Institute of Clinical Medicine, China-Japan Friendship Hospital, Beijing, China.
Graduate School of Peking Union Medical College, Chinese Academy of Medical Sciences/Peking Union Medical College, Beijing, China.
Mol Cancer. 2023 Mar 1;22(1):42. doi: 10.1186/s12943-022-01704-8.

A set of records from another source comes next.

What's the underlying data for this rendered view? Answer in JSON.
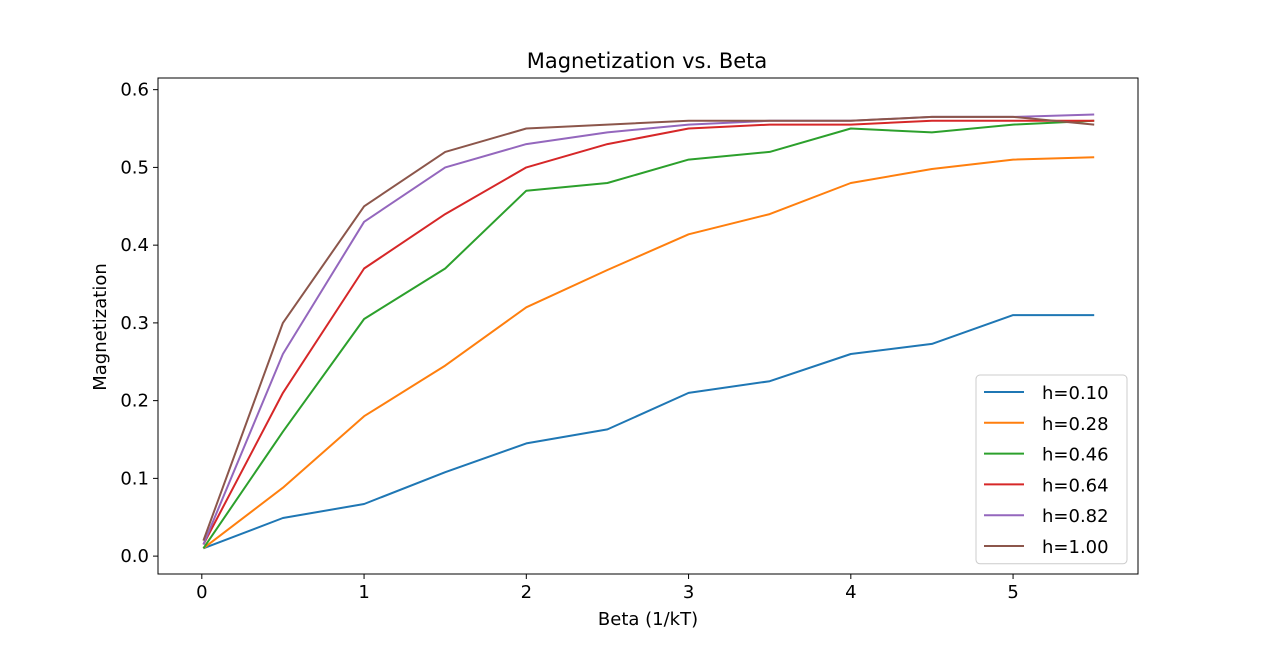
{
  "chart_data": {
    "type": "line",
    "title": "Magnetization vs. Beta",
    "xlabel": "Beta (1/kT)",
    "ylabel": "Magnetization",
    "xlim": [
      -0.27,
      5.77
    ],
    "ylim": [
      -0.023,
      0.615
    ],
    "xticks": [
      0,
      1,
      2,
      3,
      4,
      5
    ],
    "yticks": [
      0.0,
      0.1,
      0.2,
      0.3,
      0.4,
      0.5,
      0.6
    ],
    "xtick_labels": [
      "0",
      "1",
      "2",
      "3",
      "4",
      "5"
    ],
    "ytick_labels": [
      "0.0",
      "0.1",
      "0.2",
      "0.3",
      "0.4",
      "0.5",
      "0.6"
    ],
    "legend_position": "lower-right",
    "grid": false,
    "x": [
      0.01,
      0.5,
      1.0,
      1.5,
      2.0,
      2.5,
      3.0,
      3.5,
      4.0,
      4.5,
      5.0,
      5.5
    ],
    "series": [
      {
        "name": "h=0.10",
        "color": "#1f77b4",
        "values": [
          0.01,
          0.049,
          0.067,
          0.108,
          0.145,
          0.163,
          0.21,
          0.225,
          0.26,
          0.273,
          0.31,
          0.31
        ]
      },
      {
        "name": "h=0.28",
        "color": "#ff7f0e",
        "values": [
          0.01,
          0.088,
          0.18,
          0.245,
          0.32,
          0.368,
          0.414,
          0.44,
          0.48,
          0.498,
          0.51,
          0.513
        ]
      },
      {
        "name": "h=0.46",
        "color": "#2ca02c",
        "values": [
          0.01,
          0.16,
          0.305,
          0.37,
          0.47,
          0.48,
          0.51,
          0.52,
          0.55,
          0.545,
          0.555,
          0.56
        ]
      },
      {
        "name": "h=0.64",
        "color": "#d62728",
        "values": [
          0.015,
          0.21,
          0.37,
          0.44,
          0.5,
          0.53,
          0.55,
          0.555,
          0.555,
          0.56,
          0.56,
          0.56
        ]
      },
      {
        "name": "h=0.82",
        "color": "#9467bd",
        "values": [
          0.015,
          0.26,
          0.43,
          0.5,
          0.53,
          0.545,
          0.555,
          0.56,
          0.56,
          0.565,
          0.565,
          0.568
        ]
      },
      {
        "name": "h=1.00",
        "color": "#8c564b",
        "values": [
          0.02,
          0.3,
          0.45,
          0.52,
          0.55,
          0.555,
          0.56,
          0.56,
          0.56,
          0.565,
          0.565,
          0.555
        ]
      }
    ]
  }
}
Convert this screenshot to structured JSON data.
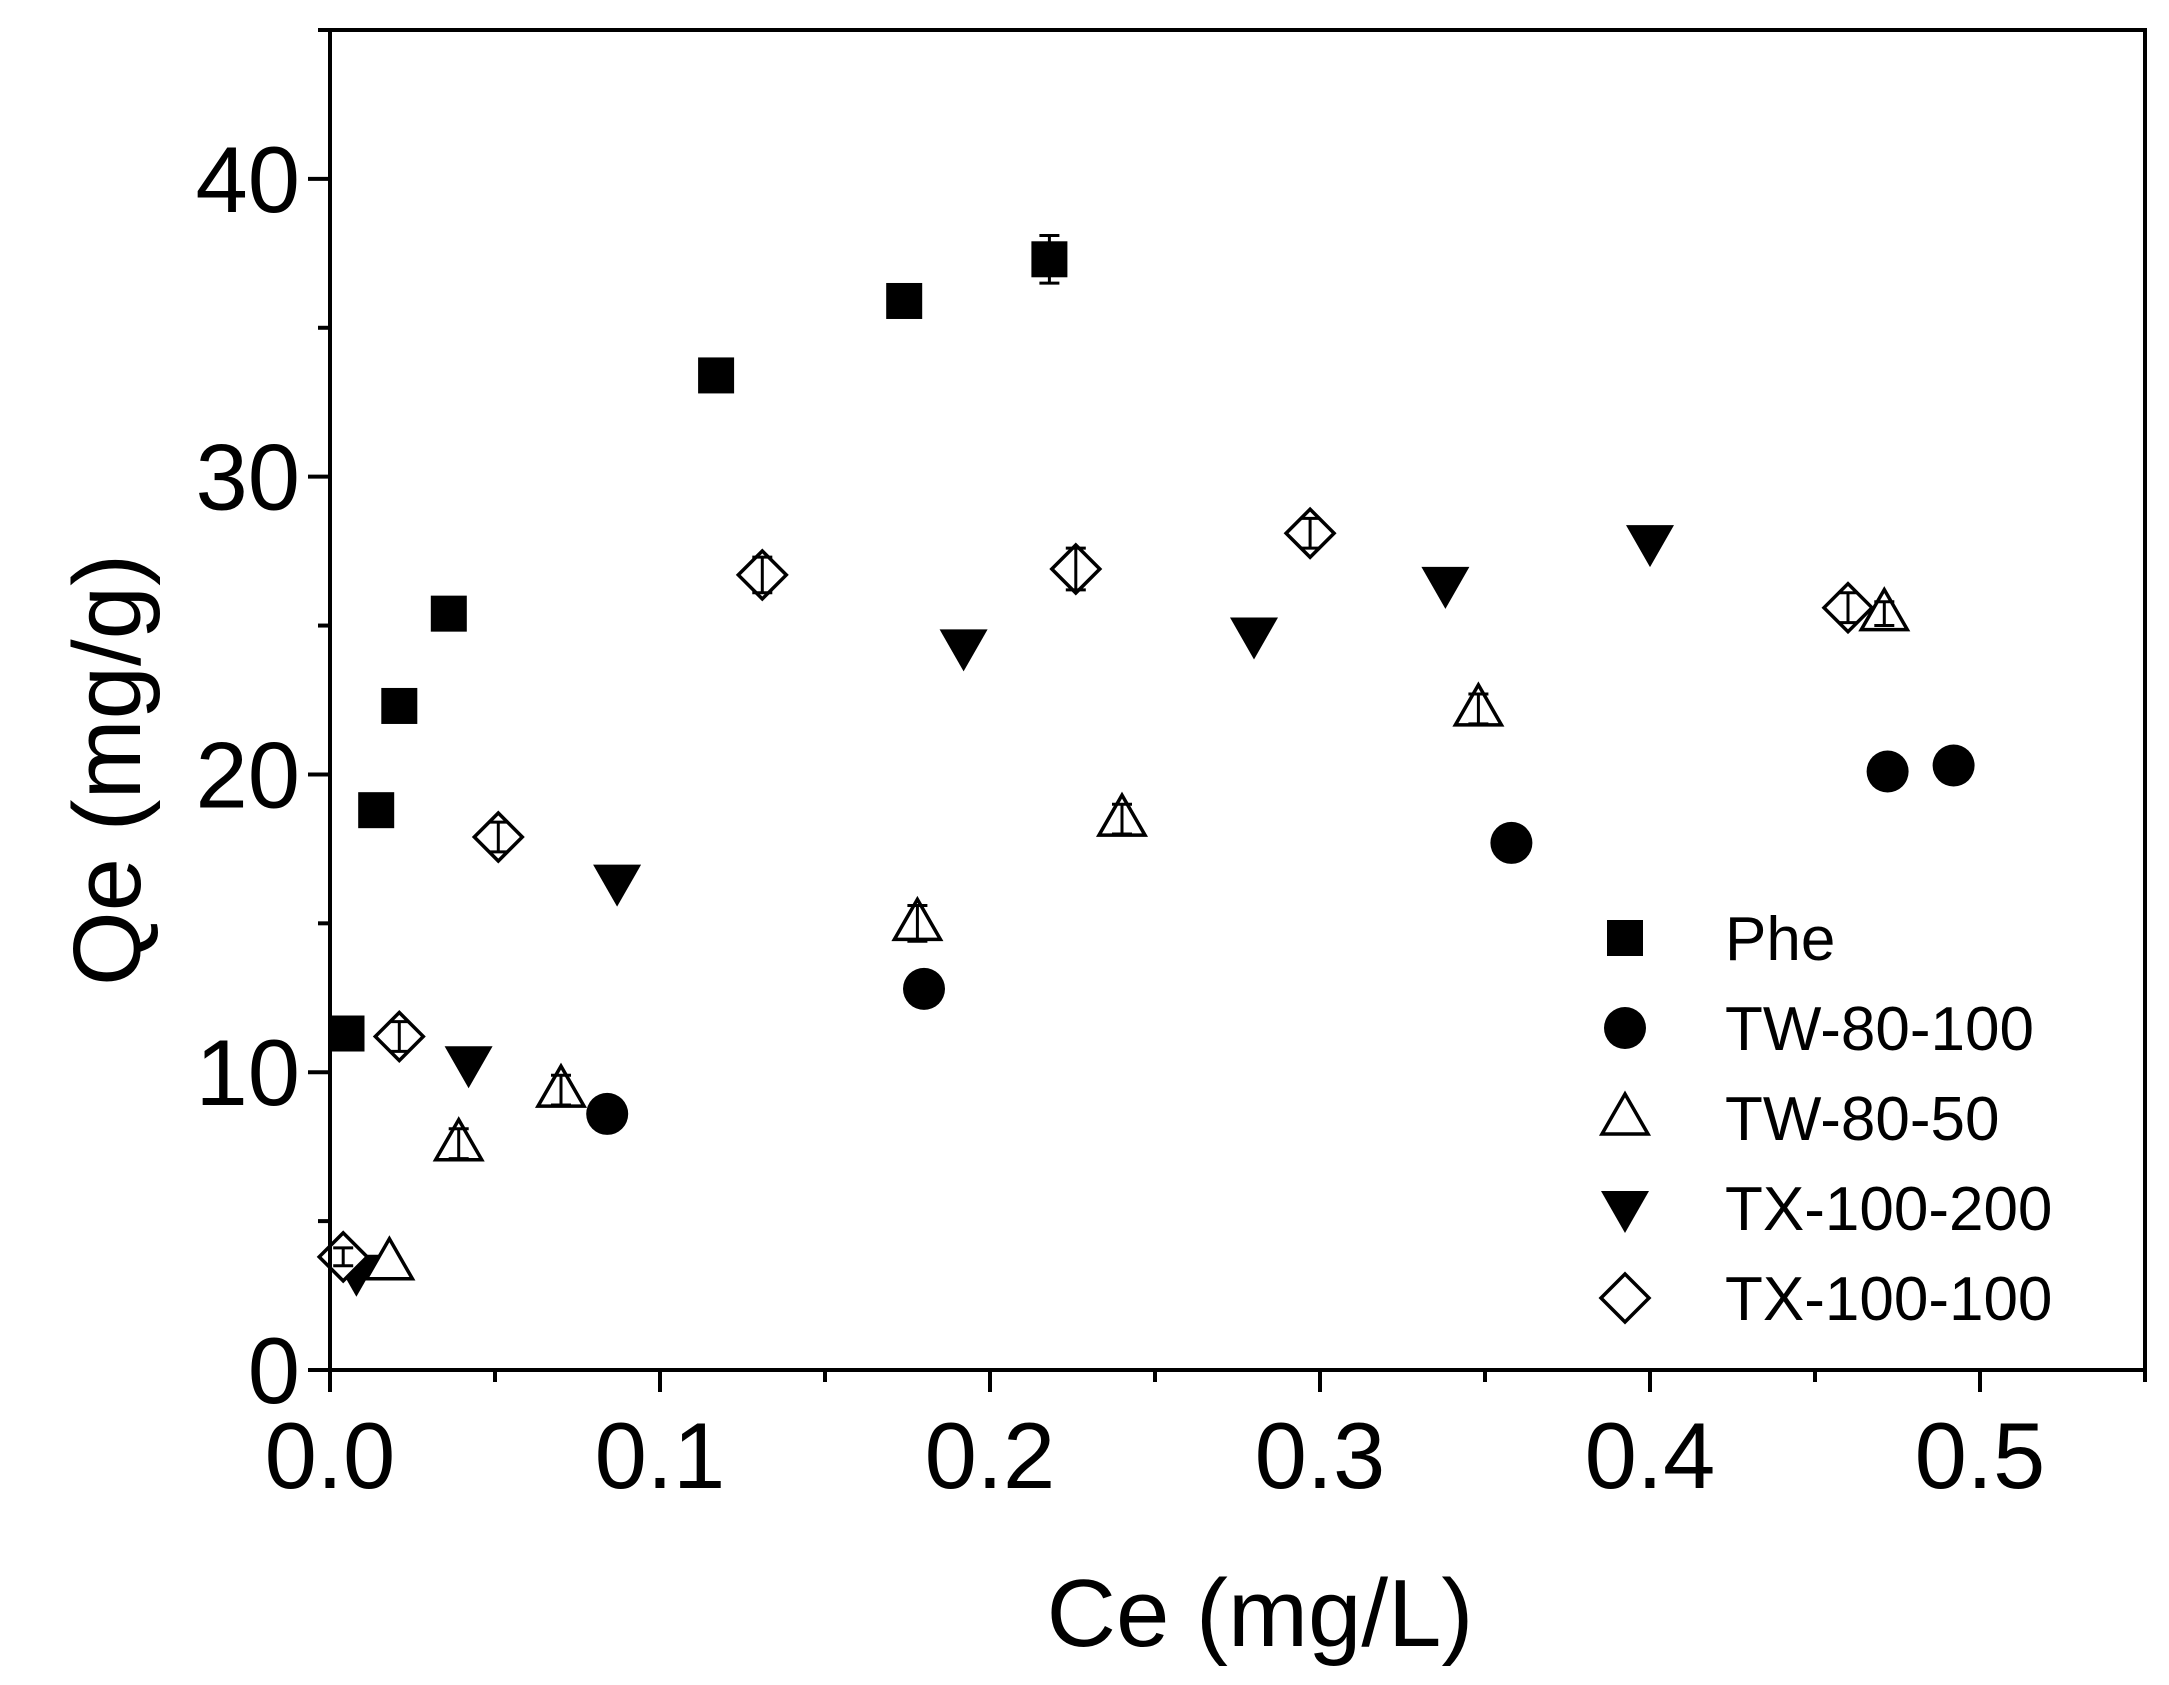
{
  "chart_data": {
    "type": "scatter",
    "title": "",
    "xlabel": "Ce (mg/L)",
    "ylabel": "Qe (mg/g)",
    "xlim": [
      0,
      0.55
    ],
    "ylim": [
      0,
      45
    ],
    "x_ticks": [
      "0.0",
      "0.1",
      "0.2",
      "0.3",
      "0.4",
      "0.5"
    ],
    "y_ticks": [
      "0",
      "10",
      "20",
      "30",
      "40"
    ],
    "grid": false,
    "legend_position": "bottom-right",
    "series": [
      {
        "name": "Phe",
        "marker": "square-filled",
        "x": [
          0.005,
          0.014,
          0.021,
          0.036,
          0.117,
          0.174,
          0.218
        ],
        "y": [
          11.3,
          18.8,
          22.3,
          25.4,
          33.4,
          35.9,
          37.3
        ],
        "error": [
          0,
          0,
          0,
          0,
          0,
          0,
          0.8
        ]
      },
      {
        "name": "TW-80-100",
        "marker": "circle-filled",
        "x": [
          0.084,
          0.18,
          0.358,
          0.472,
          0.492
        ],
        "y": [
          8.6,
          12.8,
          17.7,
          20.1,
          20.3
        ],
        "error": [
          0,
          0,
          0,
          0,
          0
        ]
      },
      {
        "name": "TW-80-50",
        "marker": "triangle-up-open",
        "x": [
          0.018,
          0.039,
          0.07,
          0.178,
          0.24,
          0.348,
          0.471
        ],
        "y": [
          3.6,
          7.6,
          9.4,
          15.0,
          18.5,
          22.2,
          25.4
        ],
        "error": [
          0,
          0.5,
          0.5,
          0.6,
          0.5,
          0.5,
          0.4
        ]
      },
      {
        "name": "TX-100-200",
        "marker": "triangle-down-filled",
        "x": [
          0.008,
          0.042,
          0.087,
          0.192,
          0.28,
          0.338,
          0.4
        ],
        "y": [
          3.3,
          10.3,
          16.4,
          24.3,
          24.7,
          26.4,
          27.8
        ],
        "error": [
          0,
          0,
          0,
          0,
          0,
          0,
          0
        ]
      },
      {
        "name": "TX-100-100",
        "marker": "diamond-open",
        "x": [
          0.004,
          0.021,
          0.051,
          0.131,
          0.226,
          0.297,
          0.46
        ],
        "y": [
          3.8,
          11.2,
          17.9,
          26.7,
          26.9,
          28.1,
          25.6
        ],
        "error": [
          0.3,
          0.5,
          0.5,
          0.6,
          0.7,
          0.5,
          0.5
        ]
      }
    ]
  }
}
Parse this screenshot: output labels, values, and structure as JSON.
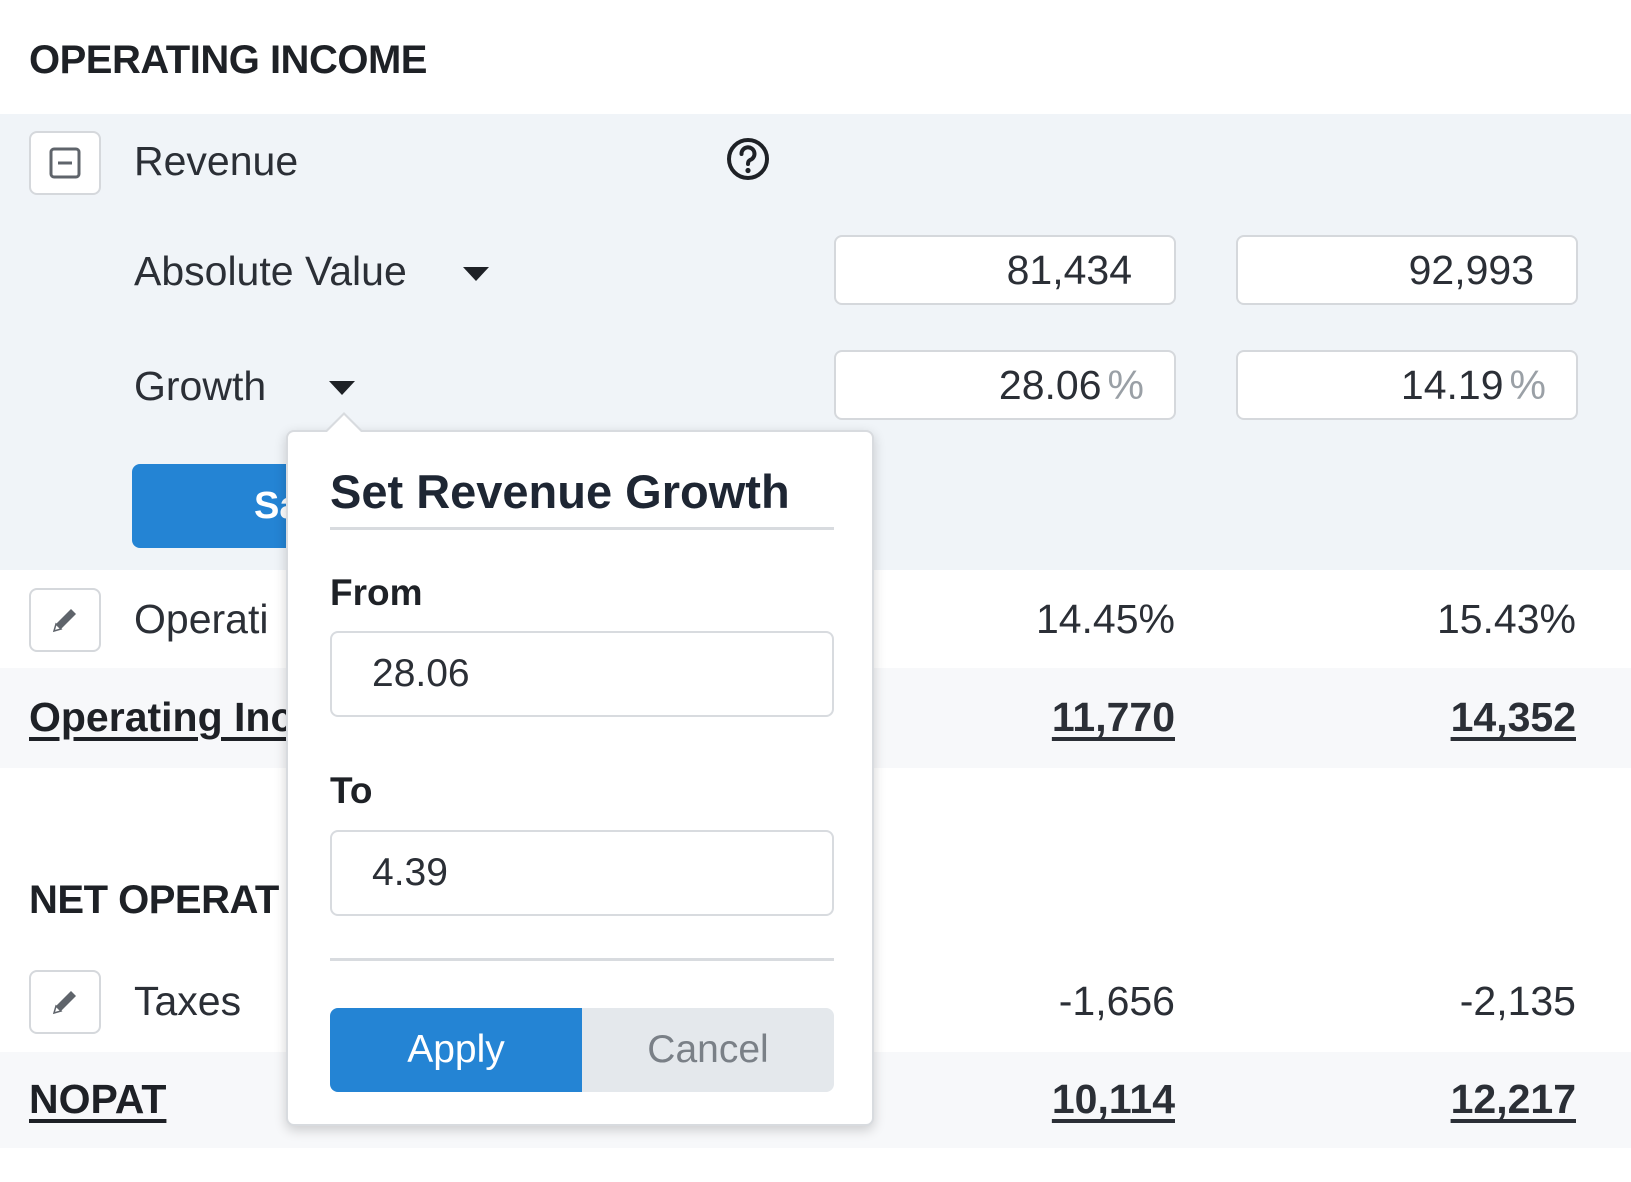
{
  "sections": {
    "operating_income_title": "OPERATING INCOME",
    "net_operating_title": "NET OPERAT"
  },
  "revenue": {
    "label": "Revenue",
    "help_icon": "question-circle-icon",
    "collapse_icon": "minus-square-icon",
    "absolute": {
      "label": "Absolute Value",
      "values": [
        "81,434",
        "92,993"
      ]
    },
    "growth": {
      "label": "Growth",
      "values": [
        "28.06",
        "14.19"
      ],
      "unit": "%"
    },
    "save_label": "Sa"
  },
  "operating_margin": {
    "label": "Operati",
    "edit_icon": "pencil-icon",
    "values": [
      "14.45%",
      "15.43%"
    ]
  },
  "operating_income_total": {
    "label": "Operating Inc",
    "values": [
      "11,770",
      "14,352"
    ]
  },
  "taxes": {
    "label": "Taxes",
    "edit_icon": "pencil-icon",
    "values": [
      "-1,656",
      "-2,135"
    ]
  },
  "nopat": {
    "label": "NOPAT",
    "values": [
      "10,114",
      "12,217"
    ]
  },
  "popover": {
    "title": "Set Revenue Growth",
    "from_label": "From",
    "from_value": "28.06",
    "to_label": "To",
    "to_value": "4.39",
    "unit": "%",
    "apply_label": "Apply",
    "cancel_label": "Cancel"
  },
  "colors": {
    "accent": "#2484d4",
    "panel_bg": "#f0f4f8",
    "text": "#2b2f36"
  }
}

N6-methyladenosine (mA) methylation is the most universal internal modification in eukaryotic mRNA. With elaborate functions executed by mA writers, erasers, and readers, mA modulation is involved in myriad physiological and pathological processes. Extensive studies have demonstrated mA modulation in diverse tumours, with effects on tumorigenesis, metastasis, and resistance. Recent evidence has revealed an emerging role of mA modulation in tumour immunoregulation, and divergent mA methylation patterns have been revealed in the tumour microenvironment. To depict the regulatory role of mA methylation in the tumour immune microenvironment (TIME) and its effect on immune evasion, this review focuses on the TIME, which is characterized by hypoxia, metabolic reprogramming, acidity, and immunosuppression, and outlines the mA-regulated TIME and immune evasion under divergent stimuli. Furthermore, mA modulation patterns in anti-tumour immune cells are summarized.
N6-甲基腺苷(mA)甲基化是真核 mRNA 中最普遍的内部修饰。mA writer、eraser 和 reader 通过精心执行功能,mA 调节参与了众多生理和病理过程。广泛的研究表明,mA 调节在多种肿瘤中存在,对肿瘤发生、转移和耐药性有影响。最近的证据揭示了 mA 调节在肿瘤免疫调节中的新作用,并且在肿瘤微环境中发现了不同的 mA 甲基化模式。为了描绘 mA 甲基化在肿瘤免疫微环境(TIME)中的调节作用及其对免疫逃逸的影响,本综述重点关注以缺氧、代谢重编程、酸性和免疫抑制为特征的 TIME,并概述了在不同刺激下 mA 调节的 TIME 和免疫逃逸。此外,还总结了抗肿瘤免疫细胞中的 mA 调节模式。